6 June 2024

Members of the Opposition described the 3.3 trillion baht 2021 fiscal budget as being disconnected from reality, with a likelihood that a large portion of the money will be wasted. They also accused the Government of total indifference to the severity of the economic crisis facing the country, by formulating the budget as if the country’s economy is in a normal condition.

In a Facebook post today, as the House began the 2021 budget debate, Pheu Thai party’s chief strategist said that Thailand is now facing an “economic tsunami” which will intensify. Khunying Sudarat said that Prime Minister Prayut Chan-o-cha and his cabinet are simply dividing up a big cake, to be shared out among the bureaucrats and merchants.

She pointed out that 80% of the 3.3 trillion baht budget is reserved for normal public sector funding, leaving only about 20%, or 600 billion baht, for investment in economic development, adding that most of the budget appears not to be intended to create jobs, but to build roads, to fund arms procurements and for training courses.

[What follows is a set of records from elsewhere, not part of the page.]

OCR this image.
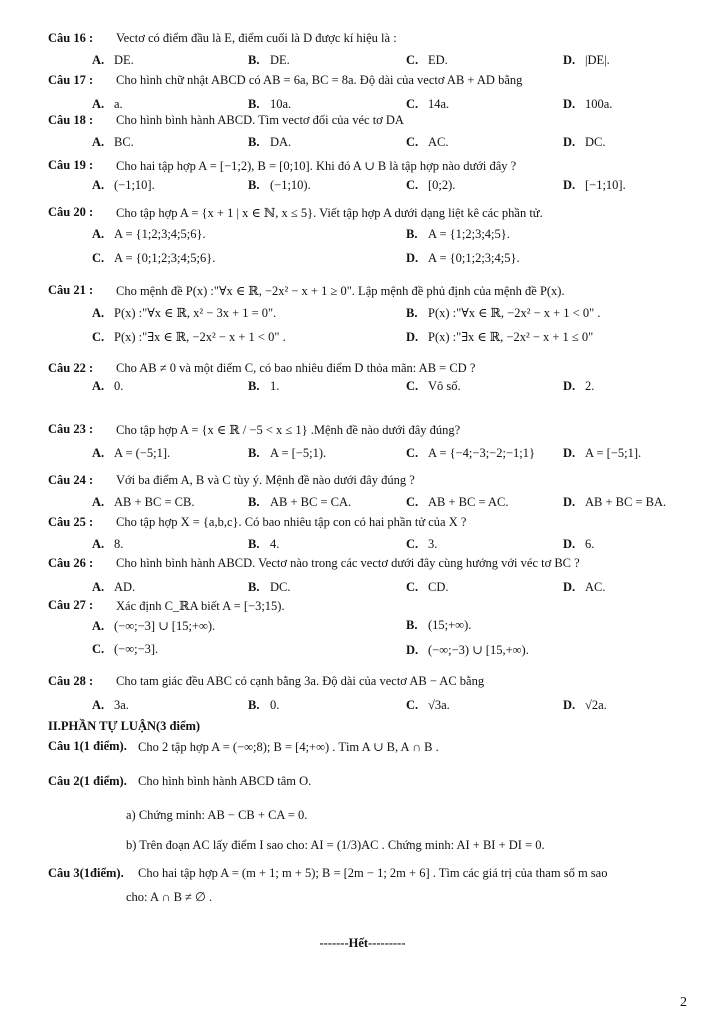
Câu 16 : Vectơ có điểm đầu là E, điểm cuối là D được kí hiệu là :
A. DE.	B. DE.	C. ED.	D. |DE|.
Câu 17 : Cho hình chữ nhật ABCD có AB = 6a, BC = 8a. Độ dài của vectơ AB + AD bằng
A. a.	B. 10a.	C. 14a.	D. 100a.
Câu 18 : Cho hình bình hành ABCD. Tìm vectơ đối của véc tơ DA
A. BC.	B. DA.	C. AC.	D. DC.
Câu 19 : Cho hai tập hợp A = [−1;2), B = [0;10]. Khi đó A ∪ B là tập hợp nào dưới đây ?
A. (−1;10].	B. (−1;10).	C. [0;2).	D. [−1;10].
Câu 20 : Cho tập hợp A = {x + 1 | x ∈ ℕ, x ≤ 5}. Viết tập hợp A dưới dạng liệt kê các phần tử.
A. A = {1;2;3;4;5;6}.	B. A = {1;2;3;4;5}.
C. A = {0;1;2;3;4;5;6}.	D. A = {0;1;2;3;4;5}.
Câu 21 : Cho mệnh đề P(x) :"∀x ∈ ℝ, −2x² − x + 1 ≥ 0". Lập mệnh đề phủ định của mệnh đề P(x).
A. P(x) :"∀x ∈ ℝ, x² − 3x + 1 = 0".	B. P(x) :"∀x ∈ ℝ, −2x² − x + 1 < 0" .
C. P(x) :"∃x ∈ ℝ, −2x² − x + 1 < 0" .	D. P(x) :"∃x ∈ ℝ, −2x² − x + 1 ≤ 0"
Câu 22 : Cho AB ≠ 0 và một điểm C, có bao nhiêu điểm D thỏa mãn: AB = CD ?
A. 0.	B. 1.	C. Vô số.	D. 2.
Câu 23 : Cho tập hợp A = {x ∈ ℝ / −5 < x ≤ 1} .Mệnh đề nào dưới đây đúng?
A. A = (−5;1].	B. A = [−5;1).	C. A = {−4;−3;−2;−1;1} D. A = [−5;1].
Câu 24 : Với ba điểm A, B và C tùy ý. Mệnh đề nào dưới đây đúng ?
A. AB + BC = CB.	B. AB + BC = CA.	C. AB + BC = AC.	D. AB + BC = BA.
Câu 25 : Cho tập hợp X = {a,b,c}. Có bao nhiêu tập con có hai phần tử của X ?
A. 8.	B. 4.	C. 3.	D. 6.
Câu 26 : Cho hình bình hành ABCD. Vectơ nào trong các vectơ dưới đây cùng hướng với véc tơ BC ?
A. AD.	B. DC.	C. CD.	D. AC.
Câu 27 : Xác định C_ℝA biết A = [−3;15).
A. (−∞;−3] ∪ [15;+∞).	B. (15;+∞).
C. (−∞;−3].	D. (−∞;−3) ∪ [15,+∞).
Câu 28 : Cho tam giác đều ABC có cạnh bằng 3a. Độ dài của vectơ AB − AC bằng
A. 3a.	B. 0.	C. √3a.	D. √2a.
II.PHẦN TỰ LUẬN(3 điểm)
Câu 1(1 điểm). Cho 2 tập hợp A = (−∞;8); B = [4;+∞) . Tìm A ∪ B, A ∩ B .
Câu 2(1 điểm). Cho hình bình hành ABCD tâm O.
a) Chứng minh: AB − CB + CA = 0.
b) Trên đoạn AC lấy điểm I sao cho: AI = (1/3)AC . Chứng minh: AI + BI + DI = 0.
Câu 3(1điểm). Cho hai tập hợp A = (m + 1; m + 5); B = [2m − 1; 2m + 6] . Tìm các giá trị của tham số m sao
cho: A ∩ B ≠ ∅ .
-------Hết---------
2
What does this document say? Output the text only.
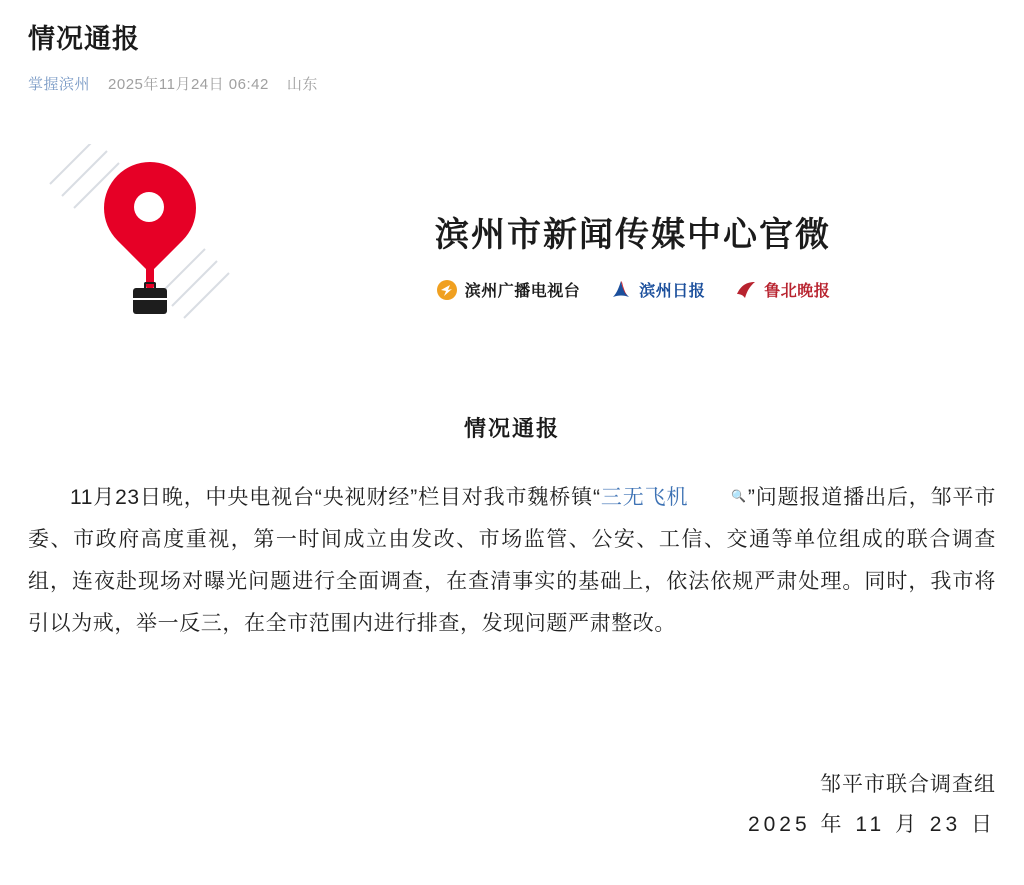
情况通报
掌握滨州 2025年11月24日 06:42 山东
滨州市新闻传媒中心官微
滨州广播电视台	滨州日报	鲁北晚报
情况通报

11月23日晚，中央电视台“央视财经”栏目对我市魏桥镇“三无飞机	🔍”问题报道播出后，邹平市委、市政府高度重视，第一时间成立由发改、市场监管、公安、工信、交通等单位组成的联合调查组，连夜赴现场对曝光问题进行全面调查，在查清事实的基础上，依法依规严肃处理。同时，我市将引以为戒，举一反三，在全市范围内进行排查，发现问题严肃整改。

邹平市联合调查组
2025 年 11 月 23 日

Khunying Sudarat also claimed that the current Prime Minister of Thailand has, cumulatively, spent more taxpayer money than any of his predecessors. The total amount is 7.5 trillion baht, including 3.2 trillion baht for 2020 fiscal year, 3.3 trillion baht for the 2021 fiscal year, plus one trillion baht of additional borrowing.

Pheu Thai secretary-general Anudit Nakorntap accused the Prime Minister of creating more public debt for Thailand than any other Prime Minister, with public sector borrowing ballooning to 6.98 trillion baht, taking the country to the brink of bankruptcy.

He said he would prefer to call the Prime Minister “the Borrower of the Chao Phraya River Basin” for plunging every Thai citizen into an average debt of 125,000 baht.

As for the budget bill, Anudit said it was drafted before the COVID-19 outbreak and the Government has not bothered to adjust it since, adding that, in addition to increasing the national debt, tax collection in the past five years has failed to meet targets.

Kao Klai party leader Pita Limcharoenrat said he has been scrutinizing the budget bill for a week and feels that it was drafted as though Thailand were free of any crisis.

He said he does not think the Government can meet the challenges with the usual budgetary strategy, focused on funding the bureaucracy and infrastructure projects.

Pita predicted that the Thai people will suffer further, starting next month, when state subsidies they have received to date dry up, noting that 15 million debtors will be required to make repayments in September and about eight million people will be unemployed, not including new graduates.